Sounds very interesting: Read the whole thing at: https://www.bbc.co.uk/programmes/b0bqjq0q I wonder if part of the reason that PWME have difficulty getting diagnosed, let alone treated, is that doctors don't have the time or the tests to deal with us. Perhaps AI plus better testing tech will be part of the answer in the future...
Exciting stuff but but have to say I'd be a little concerned over who owns the AI and how much control they will have over it I mean will the AI be trained to best serve the needs of the patients or to best serve the balance sheet of the medical industry.
Any half-way competent programmer could programme for both situations, and after all testing was done they could just change a programmed setting and everything could be based on the bottom-line and profits.
In the future, hopefully that will help, provided the right people are directing things, as has been said. At the moment, it’s being found that AI is magnifying human bias (even unintentional bias), from for example the data sets used for training. https://www.technologyreview.com/s/608986/forget-killer-robotsbias-is-the-real-ai-danger/ https://www.ibm.com/blogs/policy/bias-in-ai/ https://www.theguardian.com/technol...bit-racist-and-sexist-biases-research-reveals But it looks like AI folk are trying to fix this. https://www.pbs.org/wgbh/nova/article/ai-bias/ Doesn’t look from this article or anything else I read, like they’re doing much to include any marginalized populations, however (chronically ill, disabled, or otherwise).

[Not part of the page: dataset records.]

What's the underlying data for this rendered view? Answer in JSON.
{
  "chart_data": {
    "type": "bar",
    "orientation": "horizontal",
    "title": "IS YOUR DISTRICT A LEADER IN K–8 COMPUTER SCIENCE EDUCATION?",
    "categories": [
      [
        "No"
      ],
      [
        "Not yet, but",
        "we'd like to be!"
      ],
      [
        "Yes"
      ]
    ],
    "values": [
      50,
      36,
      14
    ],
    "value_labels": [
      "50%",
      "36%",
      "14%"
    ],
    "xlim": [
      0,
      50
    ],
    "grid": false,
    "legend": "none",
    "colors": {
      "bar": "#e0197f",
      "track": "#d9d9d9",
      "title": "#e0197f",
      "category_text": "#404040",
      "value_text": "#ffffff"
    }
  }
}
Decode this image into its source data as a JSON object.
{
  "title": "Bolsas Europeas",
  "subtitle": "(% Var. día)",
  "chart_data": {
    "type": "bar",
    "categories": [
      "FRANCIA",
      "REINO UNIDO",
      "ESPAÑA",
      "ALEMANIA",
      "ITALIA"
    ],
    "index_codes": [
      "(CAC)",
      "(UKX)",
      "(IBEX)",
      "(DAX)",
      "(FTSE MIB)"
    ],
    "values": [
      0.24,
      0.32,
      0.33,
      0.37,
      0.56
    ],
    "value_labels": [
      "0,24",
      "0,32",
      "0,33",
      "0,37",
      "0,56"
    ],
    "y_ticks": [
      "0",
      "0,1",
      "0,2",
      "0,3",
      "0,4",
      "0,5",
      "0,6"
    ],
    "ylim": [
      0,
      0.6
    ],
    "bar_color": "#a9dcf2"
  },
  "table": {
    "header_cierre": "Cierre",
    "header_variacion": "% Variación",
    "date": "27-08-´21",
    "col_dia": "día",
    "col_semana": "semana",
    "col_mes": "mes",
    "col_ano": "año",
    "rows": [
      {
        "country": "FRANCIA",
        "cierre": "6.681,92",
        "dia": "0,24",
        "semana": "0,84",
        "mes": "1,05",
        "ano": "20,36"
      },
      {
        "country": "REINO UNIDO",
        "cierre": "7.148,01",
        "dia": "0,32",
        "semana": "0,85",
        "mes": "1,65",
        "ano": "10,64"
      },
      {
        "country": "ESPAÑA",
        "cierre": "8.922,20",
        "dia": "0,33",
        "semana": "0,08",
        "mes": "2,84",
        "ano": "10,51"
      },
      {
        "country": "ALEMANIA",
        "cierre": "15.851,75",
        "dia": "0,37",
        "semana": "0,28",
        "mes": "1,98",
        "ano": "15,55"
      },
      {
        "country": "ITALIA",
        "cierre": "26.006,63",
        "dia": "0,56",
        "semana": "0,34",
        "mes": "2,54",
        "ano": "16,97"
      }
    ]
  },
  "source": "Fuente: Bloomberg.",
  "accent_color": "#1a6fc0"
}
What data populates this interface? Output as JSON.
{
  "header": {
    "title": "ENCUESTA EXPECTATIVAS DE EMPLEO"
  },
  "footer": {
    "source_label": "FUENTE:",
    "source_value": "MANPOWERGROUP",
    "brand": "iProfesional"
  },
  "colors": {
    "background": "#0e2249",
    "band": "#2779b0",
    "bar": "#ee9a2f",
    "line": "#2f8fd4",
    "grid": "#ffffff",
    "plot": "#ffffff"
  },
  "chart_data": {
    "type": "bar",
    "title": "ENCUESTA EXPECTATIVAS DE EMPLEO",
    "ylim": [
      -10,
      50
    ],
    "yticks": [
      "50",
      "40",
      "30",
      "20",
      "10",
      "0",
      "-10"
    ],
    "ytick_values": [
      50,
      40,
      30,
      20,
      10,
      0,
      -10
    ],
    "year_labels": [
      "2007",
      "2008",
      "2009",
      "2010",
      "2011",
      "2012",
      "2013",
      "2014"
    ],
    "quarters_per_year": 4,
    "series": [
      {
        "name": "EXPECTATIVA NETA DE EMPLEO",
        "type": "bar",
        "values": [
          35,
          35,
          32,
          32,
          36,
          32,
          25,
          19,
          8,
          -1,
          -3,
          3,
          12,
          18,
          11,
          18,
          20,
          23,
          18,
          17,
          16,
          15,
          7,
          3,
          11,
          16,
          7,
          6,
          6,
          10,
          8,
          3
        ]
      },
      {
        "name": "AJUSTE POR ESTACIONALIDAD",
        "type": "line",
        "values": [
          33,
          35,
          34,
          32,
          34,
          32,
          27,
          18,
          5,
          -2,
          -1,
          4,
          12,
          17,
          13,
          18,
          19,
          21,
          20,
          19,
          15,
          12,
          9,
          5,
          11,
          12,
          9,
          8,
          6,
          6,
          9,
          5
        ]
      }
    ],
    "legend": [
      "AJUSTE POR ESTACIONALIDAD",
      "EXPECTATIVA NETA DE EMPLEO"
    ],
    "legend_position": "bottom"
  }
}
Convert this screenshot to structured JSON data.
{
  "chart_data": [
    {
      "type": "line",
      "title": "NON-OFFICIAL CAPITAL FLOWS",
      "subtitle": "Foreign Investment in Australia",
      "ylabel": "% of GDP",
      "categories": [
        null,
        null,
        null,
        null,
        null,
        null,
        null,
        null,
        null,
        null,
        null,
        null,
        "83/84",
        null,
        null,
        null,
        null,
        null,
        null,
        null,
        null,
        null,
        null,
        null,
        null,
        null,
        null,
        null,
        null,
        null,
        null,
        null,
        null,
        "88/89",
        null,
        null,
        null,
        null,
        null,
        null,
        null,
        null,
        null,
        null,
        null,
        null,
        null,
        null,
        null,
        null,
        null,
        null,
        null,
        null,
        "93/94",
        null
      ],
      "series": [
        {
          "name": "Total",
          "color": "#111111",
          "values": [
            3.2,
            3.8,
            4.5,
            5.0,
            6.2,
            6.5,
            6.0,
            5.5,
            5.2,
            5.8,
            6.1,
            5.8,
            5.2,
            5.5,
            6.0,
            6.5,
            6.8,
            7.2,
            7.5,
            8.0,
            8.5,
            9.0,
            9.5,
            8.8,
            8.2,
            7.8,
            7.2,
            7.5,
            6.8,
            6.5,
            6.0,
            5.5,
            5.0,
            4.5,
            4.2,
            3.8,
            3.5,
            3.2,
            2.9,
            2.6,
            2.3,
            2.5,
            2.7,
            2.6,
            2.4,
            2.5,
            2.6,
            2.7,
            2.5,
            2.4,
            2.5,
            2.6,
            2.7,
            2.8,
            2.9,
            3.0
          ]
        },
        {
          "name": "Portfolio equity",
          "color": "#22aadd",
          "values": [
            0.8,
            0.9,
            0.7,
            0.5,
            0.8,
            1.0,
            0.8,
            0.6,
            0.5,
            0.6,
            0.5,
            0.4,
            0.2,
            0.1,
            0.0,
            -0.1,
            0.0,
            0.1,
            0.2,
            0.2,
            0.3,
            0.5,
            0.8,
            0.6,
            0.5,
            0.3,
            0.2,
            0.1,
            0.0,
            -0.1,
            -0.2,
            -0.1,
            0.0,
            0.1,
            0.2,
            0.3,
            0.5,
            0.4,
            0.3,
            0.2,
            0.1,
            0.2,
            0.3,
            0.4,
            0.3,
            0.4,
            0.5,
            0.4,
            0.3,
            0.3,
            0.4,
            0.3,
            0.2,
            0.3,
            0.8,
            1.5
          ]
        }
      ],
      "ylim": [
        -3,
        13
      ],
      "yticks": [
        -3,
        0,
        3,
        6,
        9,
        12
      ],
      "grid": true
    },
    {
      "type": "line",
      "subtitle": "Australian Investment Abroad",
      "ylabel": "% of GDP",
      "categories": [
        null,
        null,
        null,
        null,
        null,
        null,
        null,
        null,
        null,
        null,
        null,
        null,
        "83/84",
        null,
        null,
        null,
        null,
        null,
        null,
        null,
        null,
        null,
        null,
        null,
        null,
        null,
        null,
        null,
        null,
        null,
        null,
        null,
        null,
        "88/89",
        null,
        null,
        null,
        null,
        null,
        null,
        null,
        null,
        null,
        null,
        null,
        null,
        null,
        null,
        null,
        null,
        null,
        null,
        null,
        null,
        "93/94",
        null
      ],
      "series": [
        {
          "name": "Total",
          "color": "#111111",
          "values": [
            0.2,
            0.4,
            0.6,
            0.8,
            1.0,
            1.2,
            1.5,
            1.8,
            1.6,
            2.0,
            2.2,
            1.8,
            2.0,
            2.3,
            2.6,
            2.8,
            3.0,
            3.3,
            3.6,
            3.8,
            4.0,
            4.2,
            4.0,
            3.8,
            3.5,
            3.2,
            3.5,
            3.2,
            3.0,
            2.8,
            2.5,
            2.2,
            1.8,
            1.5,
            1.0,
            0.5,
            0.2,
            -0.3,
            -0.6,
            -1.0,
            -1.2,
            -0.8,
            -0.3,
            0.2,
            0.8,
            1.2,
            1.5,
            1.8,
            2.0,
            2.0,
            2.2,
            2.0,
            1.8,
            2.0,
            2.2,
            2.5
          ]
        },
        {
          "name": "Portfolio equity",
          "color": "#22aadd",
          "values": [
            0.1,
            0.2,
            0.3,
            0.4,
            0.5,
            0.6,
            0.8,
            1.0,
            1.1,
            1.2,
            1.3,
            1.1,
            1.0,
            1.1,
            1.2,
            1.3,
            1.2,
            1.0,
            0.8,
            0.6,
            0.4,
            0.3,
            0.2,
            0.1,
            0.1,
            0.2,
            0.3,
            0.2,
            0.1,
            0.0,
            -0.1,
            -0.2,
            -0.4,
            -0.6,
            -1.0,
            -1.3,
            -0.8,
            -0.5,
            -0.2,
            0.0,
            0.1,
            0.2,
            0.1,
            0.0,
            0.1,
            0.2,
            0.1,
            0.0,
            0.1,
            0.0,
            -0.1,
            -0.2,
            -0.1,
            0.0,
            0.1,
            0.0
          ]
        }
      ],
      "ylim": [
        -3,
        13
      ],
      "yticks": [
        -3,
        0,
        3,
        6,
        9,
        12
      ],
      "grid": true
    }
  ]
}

AI is not the panacea most hope it will be. Its a computer that is designed to compare A to B and spit out an answer. Its only as good as the programmer who designed it and has no common sense or intelligence. That said i know many doctors who have no sense either but that doesn't make a computer a diagnosing deity.
As a patient, understanding how the AI functions; how it processes its inputs to arrive at its outputs, will be important to avoid mistreatment as it'll be programmed to assess whether something is in the patient's head despite the claims of the patient - all the failures of modern medicine will be programmed into it. so really not that dissimilar to the current situation with idiot doctors. It might actually be worse though as it'll be harder because there will be less tell tale signs, such as facial expressions, mannerisms etc. for patients to judge where AI is in its processing of the information you give it.